Young women are one step closer to the draft after the Senate Armed Services Committee voted late Thursday to require women to register for Selective Service.
The committee, in a statement, cited the Defense Department’s recent policy change opening up all combat roles to women as the reason they felt “there is no further justification in limiting the duty to register under the Military Selective Service Act to men.”
The committee also noted that it was persuaded by the heads of the military services’ support for including women in the potential draft pool.
The military draft was suspended in the United States in 1973. But the Selective Service System has remained in place, requiring registration for a potential draft for those ages 18 to 25.
The proposed change is part of the Senate’s annual defense authorization bill, which the full Senate will likely vote on later this month.
While there is growing support to including women in the draft, a vocal opposition remains.
The recent push to change the draft actually began with a measure that was designed to fail. Last month, Rep. Duncan D. Hunter (R-Calif.), who opposes opening all combat roles to women, offered an amendment during the House Armed Services Committee’s consideration of the annual defense policy bill to include women in the draft in order to start a “discussion” about the issue.
Hunter voted against his own amendment – but to his and others’ surprise, the committee ultimately approved it when a handful of Republicans joined nearly all committee Democrats to support of the proposal.
Senate Armed Services Committee chairman John McCain (R-Ariz.), Sen. Lindsey O. Graham (R-S.C.) and other members spoke positively about including women in the draft the next day.
But some Republicans are still bitterly opposed.

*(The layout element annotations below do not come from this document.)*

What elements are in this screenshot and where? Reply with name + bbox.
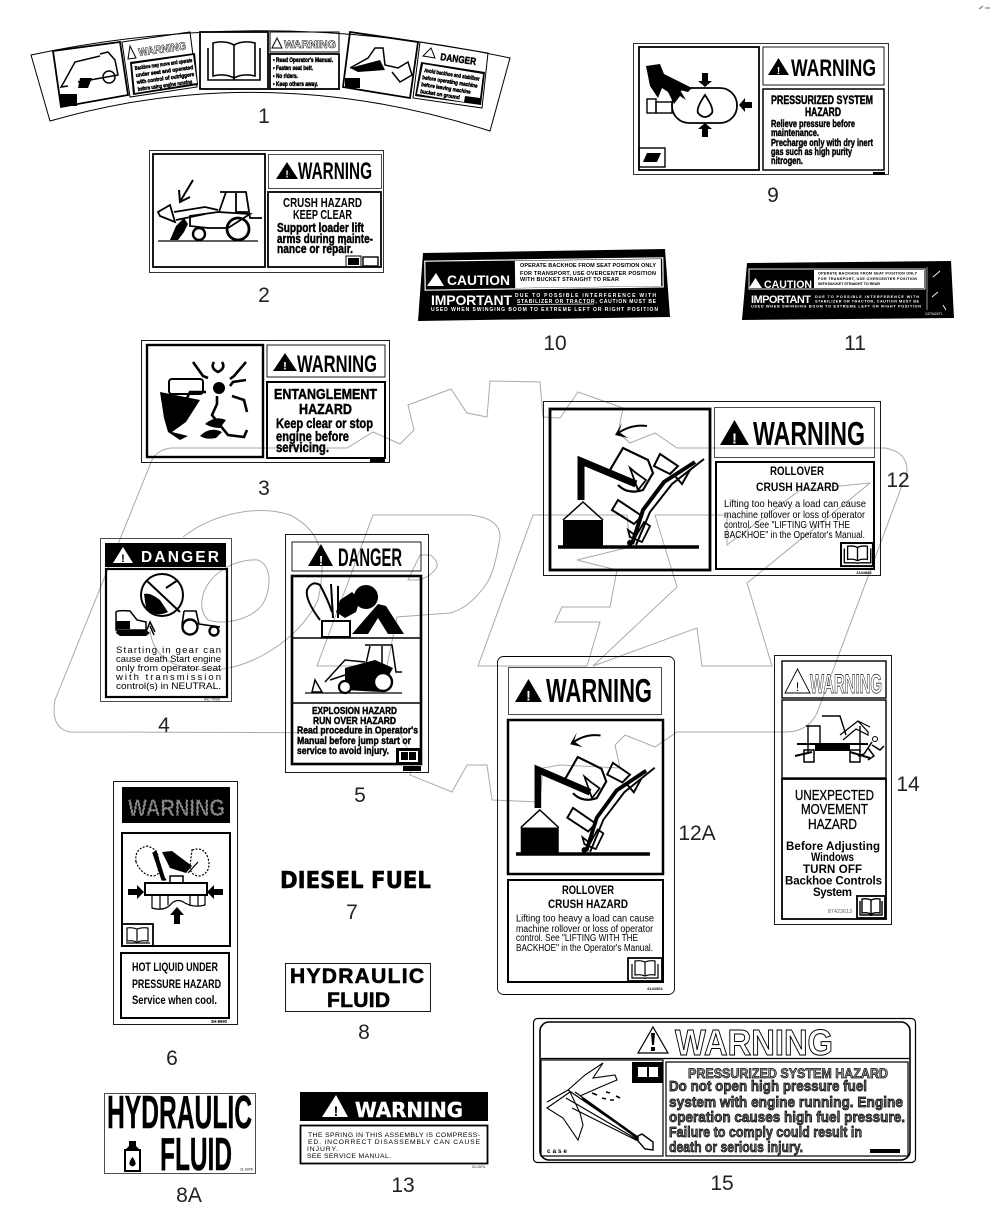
picture: rollover — [508, 720, 663, 874]
hazard text: PRESSURIZED SYSTEM HAZARD — [688, 1065, 888, 1081]
decal 15: pressurized system hazard wide — [534, 1018, 916, 1162]
danger header: DANGER — [338, 544, 402, 572]
picture: rollover — [550, 409, 710, 570]
warning header — [763, 47, 884, 85]
caution block: WITH BUCKET STRAIGHT TO REAR — [520, 277, 619, 283]
decal 11: caution important small — [742, 261, 954, 320]
icon: oil container — [125, 1141, 140, 1171]
hazard text — [268, 192, 381, 267]
hazard text: Read procedure in Operator's — [297, 724, 418, 736]
hazard text: Before Adjusting — [786, 841, 880, 853]
warning header outlined: WARNING — [675, 1022, 833, 1063]
hazard text: HAZARD — [299, 401, 352, 418]
hazard text: Precharge only with dry inert — [771, 138, 873, 149]
hazard text: HAZARD — [808, 817, 857, 833]
warning header: ! — [732, 430, 737, 448]
label 12: 12 — [886, 469, 910, 492]
decal 8A: hydraulic fluid large: FLUID — [160, 1128, 232, 1180]
hazard text — [508, 880, 663, 991]
caution block: CAUTION — [764, 279, 812, 291]
panel: backhoe picture — [53, 42, 128, 107]
danger header: ! — [121, 553, 125, 565]
picture and warning text: with transmission — [115, 672, 221, 683]
hazard text: ROLLOVER — [770, 464, 824, 478]
spring text: THE SPRING IN THIS ASSEMBLY IS COMPRESS- — [308, 1132, 480, 1139]
decal 12A: rollover crush hazard vertical — [498, 656, 674, 994]
caution block — [425, 258, 663, 290]
panel: open book — [200, 32, 268, 89]
hazard text: System — [813, 887, 852, 899]
spring text — [300, 1126, 488, 1169]
label 8: 8 — [358, 1021, 370, 1044]
hazard text: Keep clear or stop — [276, 415, 373, 431]
caution block: OPERATE BACKHOE FROM SEAT POSITION ONLY — [818, 272, 917, 276]
decal 3: entanglement hazard — [142, 340, 390, 462]
danger header — [105, 543, 226, 567]
danger header — [292, 542, 421, 572]
label 6: 6 — [166, 1047, 178, 1070]
warning header: WARNING — [753, 415, 865, 452]
label 2: 2 — [258, 284, 270, 307]
decal 10: caution important black — [418, 249, 670, 321]
warning header — [300, 1092, 488, 1122]
hazard text: ENTANGLEMENT — [274, 386, 377, 403]
hazard text: machine rollover or loss of operator — [724, 509, 865, 521]
hazard text: Failure to comply could result in — [669, 1124, 862, 1141]
spring text: SEE SERVICE MANUAL. — [307, 1153, 391, 1160]
picture: hot liquid spray — [122, 833, 230, 946]
decal 4: danger starting in gear — [100, 538, 232, 702]
warning header: ! — [285, 170, 289, 180]
icon: book — [857, 896, 885, 918]
danger header: ! — [319, 553, 323, 568]
hazard text: Windows — [811, 852, 854, 864]
hazard text: HOT LIQUID UNDER — [132, 960, 218, 974]
label 10: 10 — [543, 332, 567, 355]
hazard text — [763, 89, 885, 175]
warning header: WARNING — [297, 351, 377, 378]
panel: warning with bullet list: • Fasten seat belt. — [273, 66, 313, 72]
label 7: 7 — [346, 901, 358, 924]
warning header outlined — [782, 661, 886, 699]
panel: warning text left — [122, 32, 198, 97]
corner mark — [979, 6, 990, 9]
label 12A: 12A — [678, 822, 716, 845]
panel: warning with bullet list: WARNING — [284, 39, 336, 51]
panel: warning text left: WARNING — [138, 40, 187, 59]
hazard text: servicing. — [276, 439, 329, 455]
panels: explosion picture — [292, 576, 421, 764]
hazard text: system with engine running. Engine — [669, 1094, 903, 1111]
warning header outlined: ! — [796, 680, 799, 694]
picture and warning text: control(s) in NEUTRAL. — [116, 681, 221, 692]
icon: book — [841, 543, 873, 566]
caution block: OPERATE BACKHOE FROM SEAT POSITION ONLY — [520, 263, 656, 269]
hazard text: HAZARD — [805, 107, 841, 119]
important block: IMPORTANT — [751, 294, 811, 306]
caution block — [749, 269, 925, 291]
hazard text: service to avoid injury. — [297, 745, 389, 757]
hazard text: CRUSH HAZARD — [756, 480, 839, 494]
hazard text: maintenance. — [771, 128, 819, 139]
hazard text: KEEP CLEAR — [293, 208, 352, 222]
panel: danger text: bucket on ground — [420, 89, 460, 101]
warning header: ! — [777, 66, 780, 77]
important block: STABILIZER OR TRACTOR, CAUTION MUST BE — [517, 299, 657, 305]
panel: loader picture — [343, 32, 418, 98]
decal 7: diesel fuel: DIESEL FUEL — [280, 868, 431, 894]
important block: IMPORTANT — [431, 292, 512, 308]
hazard text: nance or repair. — [277, 242, 353, 256]
warning header — [267, 345, 385, 378]
warning header: ! — [334, 1103, 338, 1119]
picture: entanglement — [147, 345, 263, 457]
hazard text: Relieve pressure before — [771, 119, 855, 130]
warning header — [714, 408, 874, 458]
label 13: 13 — [391, 1174, 415, 1197]
warning header: WARNING — [298, 158, 372, 185]
hazard text: CRUSH HAZARD — [548, 897, 628, 911]
important block: DUE TO POSSIBLE INTERFERENCE WITH — [515, 293, 656, 299]
decal 1: curved four-panel label — [31, 31, 510, 131]
hazard text: 4144304 — [647, 986, 663, 991]
hazard text: arms during mainte- — [277, 232, 373, 246]
caution block: WITH BUCKET STRAIGHT TO REAR — [818, 282, 880, 286]
side panel marks — [925, 267, 946, 316]
decal 12: rollover crush hazard — [544, 402, 880, 576]
picture: hand and injection — [541, 1060, 663, 1156]
hazard text: MOVEMENT — [801, 802, 868, 818]
hazard text: gas such as high purity — [771, 147, 852, 158]
spring text: INJURY. — [307, 1146, 338, 1153]
decal 8A: hydraulic fluid large — [104, 1086, 256, 1180]
panel: danger text: before leaving machine — [421, 82, 471, 96]
panel: warning text left: with control of outriggers — [136, 72, 195, 86]
hazard text — [666, 1062, 908, 1156]
garbled black header: WARNING — [128, 795, 225, 822]
picture: hand and injection: case — [547, 1148, 567, 1155]
panel: warning with bullet list: • Read Operator's Manual. — [273, 58, 333, 64]
hazard text: J344884 — [856, 570, 872, 575]
hazard text — [121, 953, 229, 1024]
warning header outlined: WARNING — [810, 669, 882, 699]
panel: warning text left: under seat and operated — [135, 65, 194, 79]
hazard text: 3H-8990 — [211, 1019, 227, 1024]
side panel marks: 1379424T1 — [925, 312, 943, 316]
decal 8: hydraulic fluid: HYDRAULIC — [290, 965, 424, 988]
hazard text: EXPLOSION HAZARD — [312, 705, 397, 717]
hazard text: ROLLOVER — [562, 883, 614, 897]
hazard text: BACKHOE" in the Operator's Manual. — [516, 943, 653, 954]
decal 5: explosion and run over — [286, 534, 428, 772]
decal 8: hydraulic fluid: FLUID — [327, 989, 390, 1012]
hazard text: 87423613 — [828, 909, 852, 915]
caution block: FOR TRANSPORT, USE OVERCENTER POSITION — [520, 271, 656, 277]
picture: machine and running person — [782, 700, 886, 778]
warning header: WARNING — [546, 672, 652, 709]
panel: danger text — [413, 42, 488, 108]
decal 13: spring warning — [300, 1092, 488, 1169]
picture and warning text: only from operator seat — [116, 663, 221, 674]
decal 14: unexpected movement — [774, 656, 892, 924]
picture and warning text: AC-7095 — [204, 696, 221, 702]
panel: warning text left: before using engine running — [137, 79, 193, 93]
watermark logo outline — [54, 381, 907, 802]
warning header: WARNING — [355, 1098, 463, 1122]
hazard text — [716, 462, 874, 575]
hazard text: control. See "LIFTING WITH THE — [724, 519, 850, 531]
label 11: 11 — [844, 332, 866, 355]
hazard text: PRESSURE HAZARD — [132, 977, 221, 991]
hazard text: operation causes high fuel pressure. — [669, 1109, 905, 1126]
panel: danger text: before operating machine — [422, 75, 478, 90]
caution block: FOR TRANSPORT, USE OVERCENTER POSITION — [818, 277, 917, 281]
hazard text: Lifting too heavy a load can cause — [724, 498, 866, 510]
panel: warning with bullet list: • Keep others away. — [273, 82, 318, 88]
warning header — [268, 154, 382, 188]
spring text: 21-1974 — [472, 1165, 485, 1169]
hazard text: CRUSH HAZARD — [283, 196, 362, 210]
important block: DUE TO POSSIBLE INTERFERENCE WITH — [815, 295, 919, 299]
label 3: 3 — [258, 477, 270, 500]
decal 2: crush hazard — [150, 150, 384, 272]
important block: STABILIZER OR TRACTOR, CAUTION MUST BE — [815, 300, 919, 304]
label 4: 4 — [158, 714, 170, 737]
picture and warning text — [106, 569, 227, 702]
hazard text — [267, 382, 385, 462]
panel: warning with bullet list: • No riders. — [273, 74, 298, 80]
warning header — [508, 668, 662, 714]
picture: loader crush — [153, 154, 265, 267]
hazard text: Service when cool. — [132, 993, 217, 1007]
hazard text — [782, 779, 886, 919]
hazard text — [297, 705, 421, 771]
label 9: 9 — [767, 184, 779, 207]
hazard text: control. See "LIFTING WITH THE — [516, 933, 638, 944]
hazard text: RUN OVER HAZARD — [313, 715, 396, 727]
garbled black header — [122, 787, 230, 823]
panel: danger text: Avoid backhoe and stabilizer — [424, 68, 481, 83]
icon: book — [628, 958, 662, 981]
hazard text: death or serious injury. — [669, 1139, 803, 1156]
hazard text: Backhoe Controls — [785, 876, 882, 888]
danger header: DANGER — [141, 549, 219, 566]
decal 1 outline — [31, 31, 510, 131]
hazard text: machine rollover or loss of operator — [516, 924, 654, 935]
hazard text: Do not open high pressure fuel — [669, 1078, 867, 1095]
decal 8A: hydraulic fluid large: 11-4378 — [240, 1168, 253, 1172]
warning header: ! — [526, 688, 531, 704]
hazard text: Manual before jump start or — [297, 735, 411, 747]
panel: warning with bullet list — [270, 32, 339, 89]
important block: USED WHEN SWINGING BOOM TO EXTREME LEFT OR RIGHT POSITION — [431, 307, 658, 313]
panel: warning text left: Backhoe may move and operate — [134, 58, 193, 72]
hazard text: nitrogen. — [771, 156, 803, 167]
important block: USED WHEN SWINGING BOOM TO EXTREME LEFT OR RIGHT POSITION — [751, 304, 921, 308]
caution block: CAUTION — [447, 272, 510, 288]
hazard text: UNEXPECTED — [795, 788, 874, 804]
label 14: 14 — [896, 773, 920, 796]
hazard text: BACKHOE" in the Operator's Manual. — [724, 529, 865, 541]
picture: accumulator — [639, 47, 759, 170]
hazard text: Lifting too heavy a load can cause — [516, 914, 654, 924]
panel: danger text: DANGER — [440, 52, 477, 68]
hazard text: PRESSURIZED SYSTEM — [771, 95, 873, 107]
decal 6: hot liquid under pressure — [114, 782, 238, 1024]
label 8A: 8A — [176, 1184, 202, 1207]
label 5: 5 — [354, 784, 366, 807]
label 15: 15 — [710, 1172, 734, 1195]
picture and warning text: cause death Start engine — [116, 654, 221, 665]
spring text: ED. INCORRECT DISASSEMBLY CAN CAUSE — [308, 1139, 480, 1146]
decal 9: pressurized system — [634, 44, 888, 175]
hazard text: TURN OFF — [803, 864, 862, 876]
hazard text: Support loader lift — [277, 221, 365, 235]
label 1: 1 — [258, 105, 270, 128]
hazard text: engine before — [276, 428, 349, 444]
decal 8A: hydraulic fluid large: HYDRAULIC — [107, 1086, 252, 1138]
warning header: WARNING — [791, 55, 876, 82]
warning header: ! — [283, 360, 287, 372]
picture and warning text: Starting in gear can — [116, 645, 221, 656]
important block — [431, 292, 658, 313]
important block — [751, 294, 921, 308]
decal 8: hydraulic fluid — [286, 964, 430, 1012]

Sen. Mike Lee (R-Utah), cited that provision as one of two reasons he voted against the defense bill in committee on Thursday, arguing that such a “deeply controversial” change “deserves to be resolved by Congress after a robust and transparent debate in front of the American people, instead of buried in an embargoed document that is passed every year to fund military pay and benefits.”
Lee offered an amendment during the committee markup to strip out the provision, but it was voted down.
Still, the question of opening the draft to women has not been put to the full House or Senate, where individual lawmakers can bring up amendments to strip the change out of the legislation.
If such amendments are brought up, they will be the first test of whether the House and Senate believe that the inclusion of women in all combat roles means it’s also time to open up the draft to women.
Both the House and Senate are tentatively scheduled to vote on their versions of the defense authorization bill later this month, before the Memorial Day break.
But even if the change requiring young women to register for Selective Service survive those votes, it won’t be the last word on the draft.
Both versions of the bill call for a sweeping study of the draft that will take a critical look at its structure and continued relevance. There has not been a national draft in over four decades, and the preference in Congress is to bolster interest in serving in an all-volunteer force.